The rapid growth of business brings several challenges to the tech stack of SafeGraph . Comparing to the other companies which serve customers with apps and online services, offering a dataset as a product places unprecedented challenges on data versioning, data quality as well as the reliability and efficiency of data processing. Additionally, scaling our engineers to catch up with the rapidly increasing customer demands requires a sophisticatedly designed internal toolkit. The toolkit not only needs to bring the state-of-the-art ML/Data infra technology to SafeGraph but also to be minimally intrusive to avoid interrupt the product development.
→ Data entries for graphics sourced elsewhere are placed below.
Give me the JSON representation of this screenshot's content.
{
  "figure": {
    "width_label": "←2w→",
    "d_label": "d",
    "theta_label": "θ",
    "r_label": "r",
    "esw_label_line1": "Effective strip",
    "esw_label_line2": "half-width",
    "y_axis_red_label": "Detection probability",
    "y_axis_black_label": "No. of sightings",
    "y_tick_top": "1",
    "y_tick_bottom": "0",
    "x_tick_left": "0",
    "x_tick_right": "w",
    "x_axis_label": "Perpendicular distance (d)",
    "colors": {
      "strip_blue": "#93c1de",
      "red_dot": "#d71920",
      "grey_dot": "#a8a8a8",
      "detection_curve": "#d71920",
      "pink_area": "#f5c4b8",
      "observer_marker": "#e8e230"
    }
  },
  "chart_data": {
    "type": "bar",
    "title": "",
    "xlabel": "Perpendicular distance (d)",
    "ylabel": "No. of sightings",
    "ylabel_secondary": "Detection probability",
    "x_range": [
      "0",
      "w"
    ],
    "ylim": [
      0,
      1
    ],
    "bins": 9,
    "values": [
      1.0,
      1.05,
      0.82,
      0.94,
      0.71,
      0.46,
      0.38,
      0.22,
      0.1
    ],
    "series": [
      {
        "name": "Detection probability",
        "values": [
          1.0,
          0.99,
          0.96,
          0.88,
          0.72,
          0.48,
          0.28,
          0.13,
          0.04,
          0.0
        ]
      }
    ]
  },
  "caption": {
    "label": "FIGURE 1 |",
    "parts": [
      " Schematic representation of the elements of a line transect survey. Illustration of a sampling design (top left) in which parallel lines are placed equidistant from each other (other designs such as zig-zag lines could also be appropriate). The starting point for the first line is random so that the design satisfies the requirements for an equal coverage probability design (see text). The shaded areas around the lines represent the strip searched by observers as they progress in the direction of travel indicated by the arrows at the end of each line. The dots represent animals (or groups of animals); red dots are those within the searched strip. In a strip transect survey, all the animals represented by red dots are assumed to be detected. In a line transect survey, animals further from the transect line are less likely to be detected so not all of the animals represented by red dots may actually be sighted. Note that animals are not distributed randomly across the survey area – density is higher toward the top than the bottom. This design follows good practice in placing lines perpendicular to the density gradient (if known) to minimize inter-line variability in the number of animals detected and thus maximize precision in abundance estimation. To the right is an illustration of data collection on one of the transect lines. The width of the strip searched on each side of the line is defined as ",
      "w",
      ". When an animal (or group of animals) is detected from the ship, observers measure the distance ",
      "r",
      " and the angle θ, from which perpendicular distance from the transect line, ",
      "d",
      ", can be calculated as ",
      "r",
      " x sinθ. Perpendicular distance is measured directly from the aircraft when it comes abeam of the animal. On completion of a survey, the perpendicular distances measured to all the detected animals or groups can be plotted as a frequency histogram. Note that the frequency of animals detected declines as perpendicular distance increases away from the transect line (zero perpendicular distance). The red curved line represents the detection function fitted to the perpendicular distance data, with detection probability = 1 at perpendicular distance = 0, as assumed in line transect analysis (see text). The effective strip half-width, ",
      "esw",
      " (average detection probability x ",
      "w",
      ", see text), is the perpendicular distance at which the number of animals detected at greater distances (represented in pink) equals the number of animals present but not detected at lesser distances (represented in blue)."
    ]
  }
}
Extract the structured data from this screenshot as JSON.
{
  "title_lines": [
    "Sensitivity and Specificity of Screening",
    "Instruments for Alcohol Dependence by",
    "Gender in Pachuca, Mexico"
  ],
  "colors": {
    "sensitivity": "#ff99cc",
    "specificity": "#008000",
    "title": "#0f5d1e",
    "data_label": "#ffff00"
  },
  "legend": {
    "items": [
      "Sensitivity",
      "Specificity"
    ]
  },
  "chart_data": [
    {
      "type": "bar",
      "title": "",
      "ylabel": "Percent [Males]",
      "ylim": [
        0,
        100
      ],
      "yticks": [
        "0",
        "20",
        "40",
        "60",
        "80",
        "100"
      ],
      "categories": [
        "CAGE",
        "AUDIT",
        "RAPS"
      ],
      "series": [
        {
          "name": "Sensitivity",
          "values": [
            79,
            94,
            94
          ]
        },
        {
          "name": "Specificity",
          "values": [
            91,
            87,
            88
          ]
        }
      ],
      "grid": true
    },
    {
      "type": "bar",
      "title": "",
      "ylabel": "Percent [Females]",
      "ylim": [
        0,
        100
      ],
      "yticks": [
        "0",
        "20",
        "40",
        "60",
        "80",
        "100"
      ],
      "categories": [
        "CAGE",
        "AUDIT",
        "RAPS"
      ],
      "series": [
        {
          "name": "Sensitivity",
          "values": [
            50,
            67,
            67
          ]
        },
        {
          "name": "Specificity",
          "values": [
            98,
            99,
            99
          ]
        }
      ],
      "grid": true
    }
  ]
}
In this talk, we are presenting the experiences we got from building the data platform and internal toolkit in SafeGraph: First, we will introduce the integration experience of Delta Lake + MLFlow in SafeGraph. Our integration not only improves the tracking and debuggability of our data processing stack, but also significantly improves the productivity of our ML engineers and most importantly with the minimum interruption to their existing workflow. Second, we will cover how we improve the observability of Spark applications and the manageability of our Databricks-based data processing platform with a set of internal tools. Finally, we will share the story on how we identify the bottleneck of Spark as well as Scala standard library and then we scale our Spark applications to handle the complicated data ingestion scenario.
Nan is a Software Engineer in SafeGraph, where he works on building the data platform to support the scaling of business of this data company. He also serves as the PMC member of XGBoost, one of the most popular machine learning libraries.